IMU E TASI: RECORD IN UMBRIA PER LE IMPRESE

Maggiorazioni e detrazioni Per i sindaci (che entro il 28 ottobre dovranno deliberare le nuove aliquote) c’è la possibilità di introdurre un’eventuale maggiorazione fino a un massimo dello 0,8 per mille a patto, però, di prevedere una serie di detrazioni sulla base di reddito, presenza di figli o numero degli occupanti. In ogni caso comunque la somma di Imu e Tasi non può superare il 10,6 per mille (con la maggiorazione 11,4 per mille). La Tasi va pagata anche dagli inquilini in affitto: la percentuale è stabilita dai Comuni e oscilla da un minimo del 10 per cento a un massimo del 30 per cento e quel che resta è a carico del proprietario.
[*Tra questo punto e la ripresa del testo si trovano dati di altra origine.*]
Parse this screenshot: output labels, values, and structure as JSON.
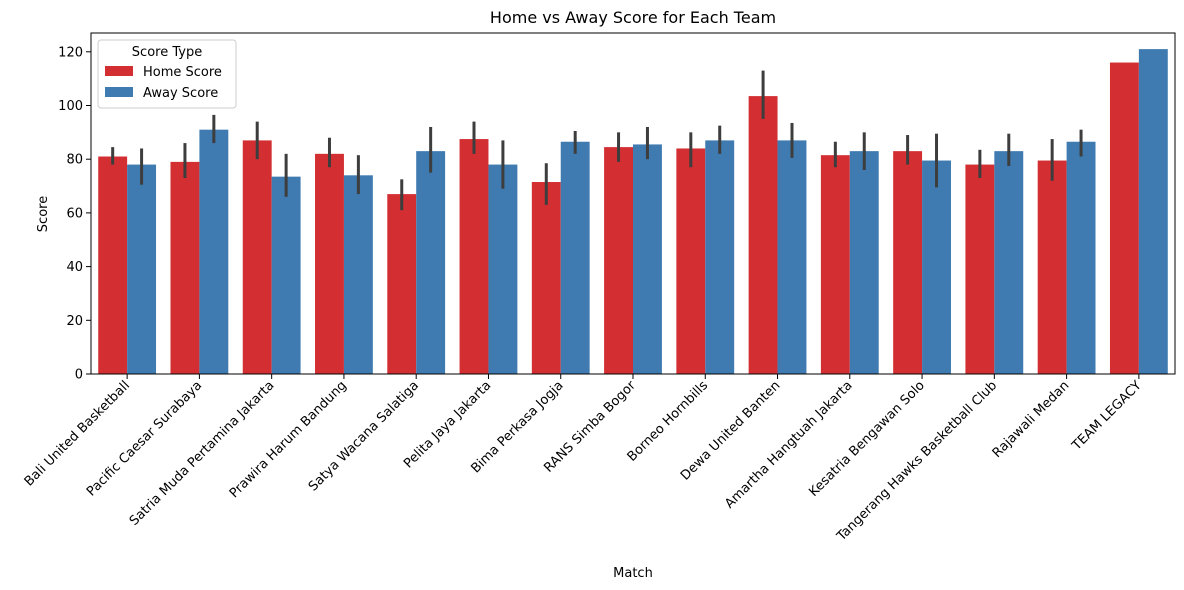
{
  "chart_data": {
    "type": "bar",
    "title": "Home vs Away Score for Each Team",
    "xlabel": "Match",
    "ylabel": "Score",
    "ylim": [
      0,
      127
    ],
    "yticks": [
      0,
      20,
      40,
      60,
      80,
      100,
      120
    ],
    "grid": false,
    "legend": {
      "title": "Score Type",
      "placement": "top-left"
    },
    "categories": [
      "Bali United Basketball",
      "Pacific Caesar Surabaya",
      "Satria Muda Pertamina Jakarta",
      "Prawira Harum Bandung",
      "Satya Wacana Salatiga",
      "Pelita Jaya Jakarta",
      "Bima Perkasa Jogja",
      "RANS Simba Bogor",
      "Borneo Hornbills",
      "Dewa United Banten",
      "Amartha Hangtuah Jakarta",
      "Kesatria Bengawan Solo",
      "Tangerang Hawks Basketball Club",
      "Rajawali Medan",
      "TEAM LEGACY"
    ],
    "series": [
      {
        "name": "Home Score",
        "color": "#d32f33",
        "values": [
          81,
          79,
          87,
          82,
          67,
          87.5,
          71.5,
          84.5,
          84,
          103.5,
          81.5,
          83,
          78,
          79.5,
          116
        ],
        "error_low": [
          78,
          73,
          80,
          77,
          61,
          82,
          63,
          79,
          77,
          95,
          77,
          78,
          73,
          72,
          null
        ],
        "error_high": [
          84.5,
          86,
          94,
          88,
          72.5,
          94,
          78.5,
          90,
          90,
          113,
          86.5,
          89,
          83.5,
          87.5,
          null
        ]
      },
      {
        "name": "Away Score",
        "color": "#3f7bb0",
        "values": [
          78,
          91,
          73.5,
          74,
          83,
          78,
          86.5,
          85.5,
          87,
          87,
          83,
          79.5,
          83,
          86.5,
          121
        ],
        "error_low": [
          70.5,
          86,
          66,
          67,
          75,
          69,
          82,
          80,
          82,
          80.5,
          76,
          69.5,
          77.5,
          81,
          null
        ],
        "error_high": [
          84,
          96.5,
          82,
          81.5,
          92,
          87,
          90.5,
          92,
          92.5,
          93.5,
          90,
          89.5,
          89.5,
          91,
          null
        ]
      }
    ]
  }
}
L’Imu invece va versata per quanto riguarda i terreni agricoli, con un’esenzione prevista solo per quelli che si trovano in comuni totalmente montani.
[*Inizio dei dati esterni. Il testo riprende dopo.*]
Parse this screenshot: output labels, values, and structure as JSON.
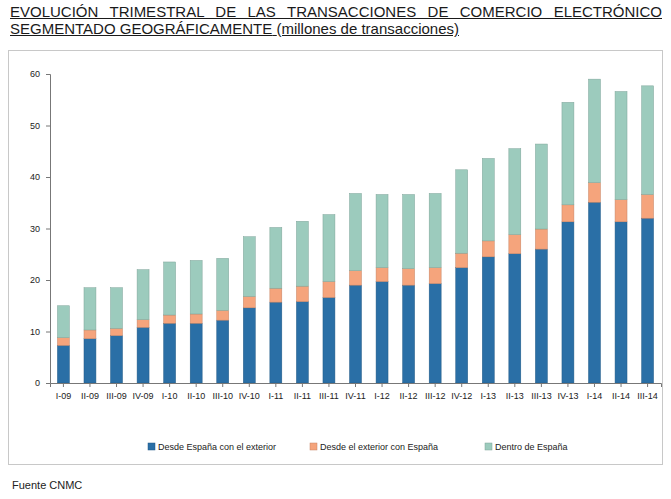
{
  "chart_data": {
    "type": "bar",
    "title": "EVOLUCIÓN TRIMESTRAL DE LAS TRANSACCIONES DE COMERCIO ELECTRÓNICO SEGMENTADO GEOGRÁFICAMENTE",
    "subtitle": "(millones de transacciones)",
    "source": "Fuente CNMC",
    "categories": [
      "I-09",
      "II-09",
      "III-09",
      "IV-09",
      "I-10",
      "II-10",
      "III-10",
      "IV-10",
      "I-11",
      "II-11",
      "III-11",
      "IV-11",
      "I-12",
      "II-12",
      "III-12",
      "IV-12",
      "I-13",
      "II-13",
      "III-13",
      "IV-13",
      "I-14",
      "II-14",
      "III-14"
    ],
    "series": [
      {
        "name": "Desde España con el exterior",
        "color": "#2a6fa6",
        "values": [
          7.3,
          8.6,
          9.2,
          10.8,
          11.6,
          11.6,
          12.2,
          14.6,
          15.7,
          15.8,
          16.6,
          19.0,
          19.7,
          19.0,
          19.3,
          22.4,
          24.5,
          25.1,
          26.0,
          31.3,
          35.1,
          31.3,
          32.0
        ]
      },
      {
        "name": "Desde el exterior con España",
        "color": "#f5a47c",
        "values": [
          1.5,
          1.7,
          1.4,
          1.5,
          1.6,
          1.8,
          1.9,
          2.2,
          2.7,
          3.0,
          3.1,
          2.8,
          2.7,
          3.2,
          3.1,
          2.8,
          3.1,
          3.7,
          3.9,
          3.3,
          3.8,
          4.3,
          4.6
        ]
      },
      {
        "name": "Dentro de España",
        "color": "#9ccbbd",
        "values": [
          6.2,
          8.2,
          7.9,
          9.7,
          10.3,
          10.4,
          10.1,
          11.6,
          11.8,
          12.6,
          13.0,
          15.0,
          14.2,
          14.4,
          14.4,
          16.2,
          16.0,
          16.7,
          16.5,
          19.9,
          20.1,
          21.0,
          21.1
        ]
      }
    ],
    "ylim": [
      0,
      60
    ],
    "yticks": [
      0,
      10,
      20,
      30,
      40,
      50,
      60
    ],
    "stacked": true,
    "grid": false,
    "legend": "bottom"
  }
}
Pagamenti Per pagare si può ricorrere al modello F24, al bollettino postale e ai contribuenti è offerta la possibilità di correggere eventuali errori entro 30 giorni dalla scadenza (cioè entro il 15 luglio) ma in questo caso andrà sborsata una piccola sanzione del 3 per cento (percentuale che sale al 30 per cento in caso di accertamento). Il combinato disposto di Imu e Tasi è una mazzata per le imprese della regione: secondo quanto calcolato da Confartigianato le aziende umbre sono le più penalizzate d’Italia, con un’aliquota media del 10,34 per mille contro il 9,97 per mille del resto del Paese. Gli imprenditori più tartassati sono quelli di Trieste, con un’aliquota del 10,99 per mille, seguiti da quelli di Lucca (10,57 per mille) e di Terni (10,54 per mille).
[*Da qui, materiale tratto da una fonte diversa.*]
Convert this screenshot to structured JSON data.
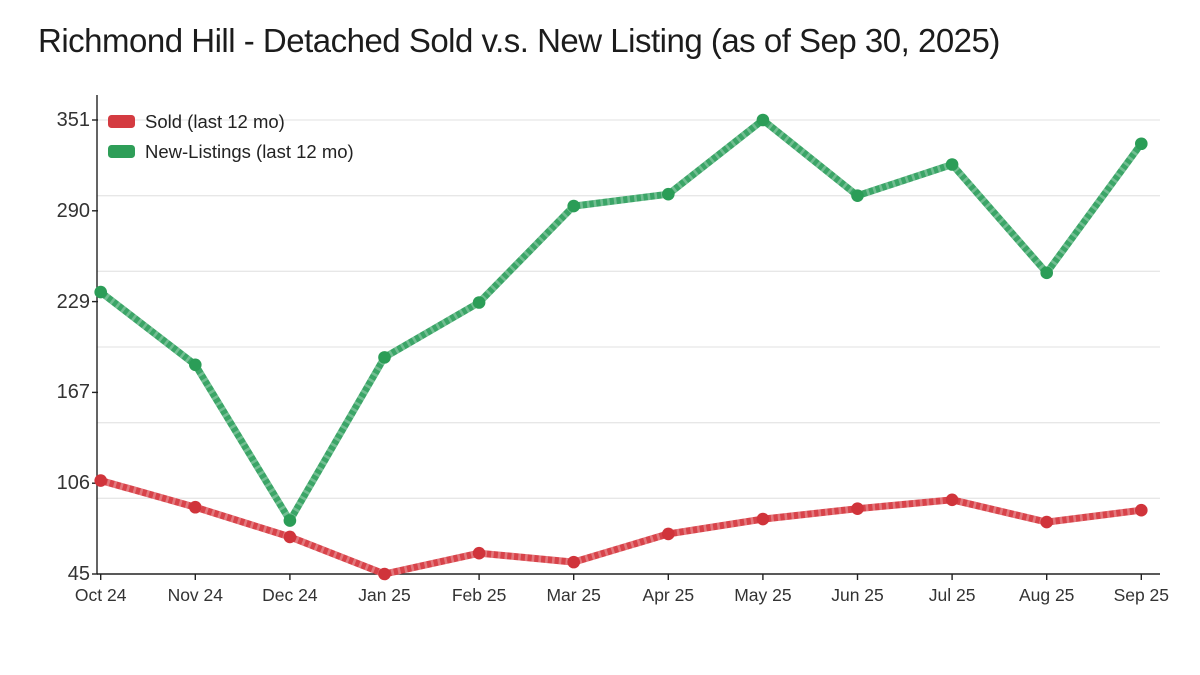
{
  "title": "Richmond Hill - Detached Sold v.s. New Listing (as of Sep 30, 2025)",
  "legend": {
    "items": [
      {
        "label": "Sold (last 12 mo)",
        "color": "#d43b41"
      },
      {
        "label": "New-Listings (last 12 mo)",
        "color": "#2e9e58"
      }
    ]
  },
  "colors": {
    "axis": "#222222",
    "gridline": "#e7e7e7",
    "tick_text": "#333333",
    "title_text": "#1c1c1c",
    "sold_line": "#d8434a",
    "sold_marker": "#d0343b",
    "new_line": "#3ba567",
    "new_marker": "#2b9d57"
  },
  "chart_data": {
    "type": "line",
    "title": "Richmond Hill - Detached Sold v.s. New Listing (as of Sep 30, 2025)",
    "categories": [
      "Oct 24",
      "Nov 24",
      "Dec 24",
      "Jan 25",
      "Feb 25",
      "Mar 25",
      "Apr 25",
      "May 25",
      "Jun 25",
      "Jul 25",
      "Aug 25",
      "Sep 25"
    ],
    "series": [
      {
        "name": "Sold (last 12 mo)",
        "values": [
          108,
          90,
          70,
          45,
          59,
          53,
          72,
          82,
          89,
          95,
          80,
          88
        ]
      },
      {
        "name": "New-Listings (last 12 mo)",
        "values": [
          235,
          186,
          81,
          191,
          228,
          293,
          301,
          351,
          300,
          321,
          248,
          335
        ]
      }
    ],
    "xlabel": "",
    "ylabel": "",
    "ylim": [
      45,
      351
    ],
    "ytick_values": [
      45,
      106.2,
      167.4,
      228.6,
      289.8,
      351
    ],
    "ytick_labels": [
      "45",
      "106",
      "167",
      "229",
      "290",
      "351"
    ],
    "gridline_values": [
      96,
      147,
      198,
      249,
      300,
      351
    ],
    "grid": "horizontal only",
    "legend_position": "top-left inside plot",
    "marker": "circle"
  }
}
Tasi Al capo opposto della classifica, il fisco è più clemente con i loro colleghi di Aosta, che su laboratori e capannoni pagano l’aliquota più bassa: 8,16 per mille. Secondo il centro studi della Cgia di Mestre invece relativamente alla Tasi a Perugia il proprietario di una casa che ricade nella categoria A2 entro martedì dovrà pagare 153 euro; 63 nel caso di una A3. A Terni invece si verseranno 75 euro per un’abitazione A2 e 26 per una A3.